NextImg:Public School District Agrees to Allow Prayer-Chain Invite After Legal Threat

A Utah school district will again allow a teacher to post a document in her school’s faculty lounge inviting colleagues to join her voluntary prayer chain, according to a Christian legal firm that said barring her from doing so violated her free-speech and religious rights.

The Wasatch County School District agreed to allow first-grade teacher Taryn Israelson to again post the prayer-chain invitation in the J.R. Smith Elementary School breakroom after lawyers with the First Liberty Institute and local firm Mayer Brown sent a letter in late April highlighting concerns about Israelson’s First Amendment rights, according to First Liberty.

“This is the right decision by the school officials in light of Supreme Court decisions that have repeatedly held that the First Amendment requires public school officials to be neutral in their treatment of religion,” Keisha Russell, a First Liberty lawyer, said in a news release. “Taryn’s example should send a message to all public school districts that the Free Speech and Free Exercise Clauses doubly protect private religious speech.”

Israelson started the prayer chain two years ago at the school east of Salt Lake City, allowing people to opt in to be prayed for or to pray for others.

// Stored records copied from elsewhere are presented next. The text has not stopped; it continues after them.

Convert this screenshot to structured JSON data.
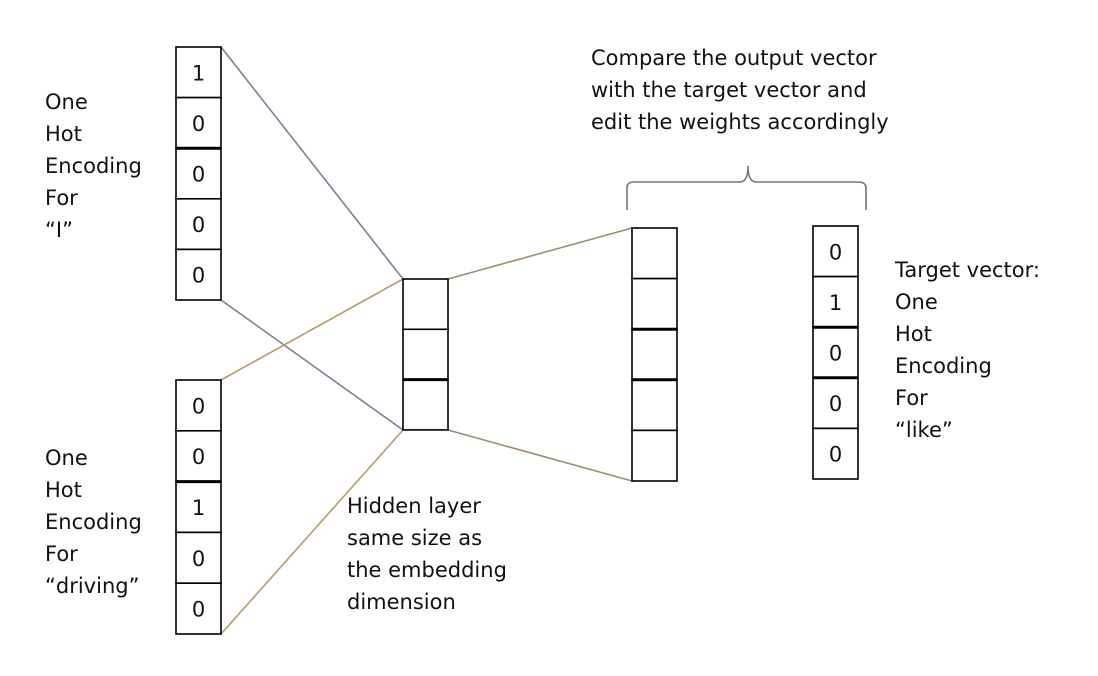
{
  "input_i": {
    "label_lines": [
      "One",
      "Hot",
      "Encoding",
      "For",
      "“I”"
    ],
    "values": [
      "1",
      "0",
      "0",
      "0",
      "0"
    ]
  },
  "input_driving": {
    "label_lines": [
      "One",
      "Hot",
      "Encoding",
      "For",
      "“driving”"
    ],
    "values": [
      "0",
      "0",
      "1",
      "0",
      "0"
    ]
  },
  "hidden": {
    "label_lines": [
      "Hidden layer",
      "same size as",
      "the embedding",
      "dimension"
    ],
    "cells": 3
  },
  "output": {
    "cells": 5,
    "compare_lines": [
      "Compare the output vector",
      "with the target vector and",
      "edit the weights accordingly"
    ]
  },
  "target": {
    "label_lines": [
      "Target vector:",
      "One",
      "Hot",
      "Encoding",
      "For",
      "“like”"
    ],
    "values": [
      "0",
      "1",
      "0",
      "0",
      "0"
    ]
  },
  "colors": {
    "connector_input_i": "#7d8196",
    "connector_input_driving": "#b89a6e",
    "connector_output": "#a08c74",
    "brace": "#6e7585"
  }
}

She posted signs in the breakroom after getting permission from human resources. The signs said: “Need prayer? Want to help pray for others? Text Taryn to be added to the prayer chain.”

Last fall, however, the school’s principal directed Israelson to take the signs down, arguing that people could interpret their presence on district property as the district’s endorsement of religion and because “they’re in everybody’s faces,” according to First Liberty. The public-interest firm argued that allowing school staff to post secular messages — including wedding announcements and inspirational messages — but prohibiting Israelson’s prayer-chain invitations constituted unconstitutional viewpoint discrimination.

The reversal in Utah comes just days after a western Michigan school district agreed to allow students to sing Christian-themed songs in their upcoming talent show after receiving a similar letter from First Liberty. A teacher and the principle at West Ward Elementary School had told students that they couldn’t sing songs that are “Christian-based” and include “very clear language about worshiping God.”

The superintendent of Allegan Public Schools in Michigan told National Review that the staff members “were unfamiliar with the legal guidelines concerning religious expression in a public school setting.”

First Liberty is also representing a middle-school teacher in Connecticut who sued her school district’s leaders earlier this year after they prohibited her from posting a small crucifix near her desk in a place where other teachers had secular images, including cartoon characters and sports pennants.

The Supreme Court has ruled for decades that public schools can’t discriminate against religion, and several rulings over the last decade have made clear that schools and other government bodies can’t simply fall back on the establishment clause to prohibit religious expression on campus or in other public spaces.

Speaking at Catholic University in October, Supreme Court Justice Brett Kavanaugh said the claim that the establishment clause requires government bodies to prohibit religious expression or funding is “a misreading of our history and tradition.”

“I think one of the principles that’s been reinforced and elaborated on is that discrimination against religion, against religious people, against religious speech, against religious organizations, is not required by the establishment clause — and is indeed prohibited by the free exercise clause and the equal protection clause,” Kavanaugh said.